Om de mechatronische eenheid correct te laten werken moet een basisinstelling worden uitgevoerd. De basisinstelling wordt uitgevoerd nadat de mechatronische eenheid is vervangen of verwijderd.
Als de basisinstelling is voltooid, moeten de aanpassingswaarden voor de mechatronica worden gereset.
Test condities:
Accuvoltage boven 12 V.
Contact aan
Schakelhendel in stand P.
Rempedaal ingedrukt.
Start de motor volgens de instructies in de procedure hieronder.
Procedure:
Start de functie.
De basisinstelling start automatisch op en gaat vanzelf door als de juiste waarde wordt verkregen.
Start de motor als hierom gevraagd wordt en druk op "OK", de basisinstelling gaat verder totdat de juiste waarde wordt verkregen.
De basisinstelling is dan voltooid.
Werkt de functie niet, controleer dan de testvoorwaarden en repareer eventuele defecten.

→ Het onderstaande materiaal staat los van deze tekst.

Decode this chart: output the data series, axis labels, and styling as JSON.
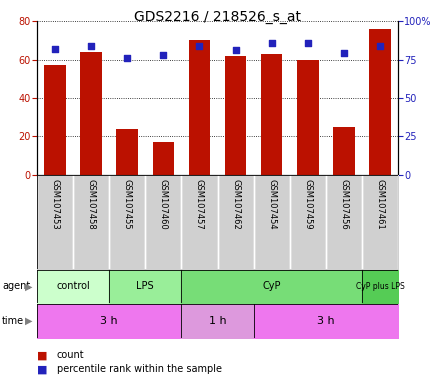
{
  "title": "GDS2216 / 218526_s_at",
  "samples": [
    "GSM107453",
    "GSM107458",
    "GSM107455",
    "GSM107460",
    "GSM107457",
    "GSM107462",
    "GSM107454",
    "GSM107459",
    "GSM107456",
    "GSM107461"
  ],
  "counts": [
    57,
    64,
    24,
    17,
    70,
    62,
    63,
    60,
    25,
    76
  ],
  "percentile_ranks": [
    82,
    84,
    76,
    78,
    84,
    81,
    86,
    86,
    79,
    84
  ],
  "left_ylim": [
    0,
    80
  ],
  "right_ylim": [
    0,
    100
  ],
  "left_yticks": [
    0,
    20,
    40,
    60,
    80
  ],
  "right_yticks": [
    0,
    25,
    50,
    75,
    100
  ],
  "right_yticklabels": [
    "0",
    "25",
    "50",
    "75",
    "100%"
  ],
  "bar_color": "#bb1100",
  "dot_color": "#2222bb",
  "agent_groups": [
    {
      "label": "control",
      "start": 0,
      "end": 2,
      "color": "#ccffcc"
    },
    {
      "label": "LPS",
      "start": 2,
      "end": 4,
      "color": "#99ee99"
    },
    {
      "label": "CyP",
      "start": 4,
      "end": 9,
      "color": "#77dd77"
    },
    {
      "label": "CyP plus LPS",
      "start": 9,
      "end": 10,
      "color": "#55cc55"
    }
  ],
  "time_groups": [
    {
      "label": "3 h",
      "start": 0,
      "end": 4,
      "color": "#ee77ee"
    },
    {
      "label": "1 h",
      "start": 4,
      "end": 6,
      "color": "#dd99dd"
    },
    {
      "label": "3 h",
      "start": 6,
      "end": 10,
      "color": "#ee77ee"
    }
  ],
  "legend_count_color": "#bb1100",
  "legend_pct_color": "#2222bb",
  "title_fontsize": 10,
  "tick_fontsize": 7,
  "sample_fontsize": 6,
  "group_fontsize": 7,
  "time_fontsize": 8,
  "legend_fontsize": 7
}
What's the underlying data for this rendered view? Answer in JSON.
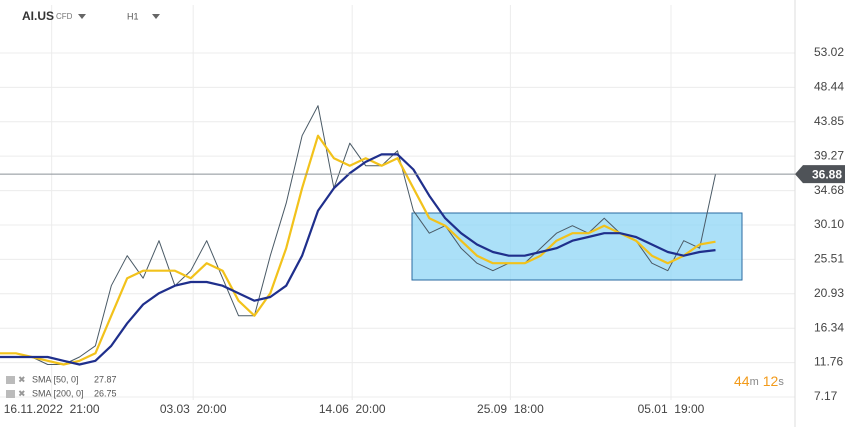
{
  "symbol": "AI.US",
  "instrument_type": "CFD",
  "interval": "H1",
  "countdown": [
    "44",
    "m",
    "12",
    "s"
  ],
  "chart_data": {
    "type": "line",
    "x": [
      0,
      2,
      4,
      6,
      8,
      10,
      12,
      14,
      16,
      18,
      20,
      22,
      24,
      26,
      28,
      30,
      32,
      34,
      36,
      38,
      40,
      42,
      44,
      46,
      48,
      50,
      52,
      54,
      56,
      58,
      60,
      62,
      64,
      66,
      68,
      70,
      72,
      74,
      76,
      78,
      80,
      82,
      84,
      86,
      88,
      90
    ],
    "series": [
      {
        "color": "#4a5a66",
        "values": [
          13,
          13,
          12.5,
          11.5,
          11.5,
          12.5,
          14,
          22,
          26,
          23,
          28,
          22,
          24,
          28,
          23,
          18,
          18,
          26,
          33,
          42,
          46,
          35,
          41,
          38,
          38,
          40,
          32,
          29,
          30,
          27,
          25,
          24,
          25,
          25,
          27,
          29,
          30,
          29,
          31,
          29,
          28,
          25,
          24,
          28,
          27,
          36.88
        ]
      },
      {
        "name": "SMA [50, 0]",
        "color": "#f2c21b",
        "values": [
          13,
          13,
          12.5,
          12,
          11.5,
          12,
          13,
          18,
          23,
          24,
          24,
          24,
          23,
          25,
          24,
          20,
          18,
          21,
          27,
          35,
          42,
          39,
          38,
          39,
          38,
          39,
          35,
          31,
          30,
          28,
          26,
          25,
          25,
          25,
          26,
          28,
          29,
          29,
          30,
          29,
          28,
          26,
          25,
          26,
          27.5,
          27.87
        ]
      },
      {
        "name": "SMA [200, 0]",
        "color": "#1f2f8c",
        "values": [
          12.5,
          12.5,
          12.5,
          12.5,
          12,
          11.5,
          12,
          14,
          17,
          19.5,
          21,
          22,
          22.5,
          22.5,
          22,
          21,
          20,
          20.5,
          22,
          26,
          32,
          35,
          37,
          38.5,
          39.5,
          39.5,
          37.5,
          34,
          31,
          29,
          27.5,
          26.5,
          26,
          26,
          26.5,
          27,
          28,
          28.5,
          29,
          29,
          28.5,
          27.5,
          26.5,
          26,
          26.5,
          26.75
        ]
      }
    ],
    "xlim": [
      0,
      100
    ],
    "xticks": [
      {
        "value": 6.5,
        "label": "16.11.2022  21:00"
      },
      {
        "value": 24.3,
        "label": "03.03  20:00"
      },
      {
        "value": 44.3,
        "label": "14.06  20:00"
      },
      {
        "value": 64.2,
        "label": "25.09  18:00"
      },
      {
        "value": 84.4,
        "label": "05.01  19:00"
      }
    ],
    "ylim": [
      6.77,
      59.42
    ],
    "yticks": [
      7.17,
      11.76,
      16.34,
      20.93,
      25.51,
      {
        "value": 30.1,
        "label": "30.10"
      },
      34.68,
      39.27,
      43.85,
      48.44,
      53.02
    ],
    "grid": true
  }
}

Sluit de functie af, wis mogelijke foutcodes en ontkoppel het diagnostische gereedschap.
Schakel de ontsteking uit en wacht tenminste 30 seconden om de waarden op te slaan.
De functie is uitgevoerd.
Ga verder met de functie "Mechatronic aanpassingswaarde resetten".
Ga door met de functie "Testrit na basis instelling".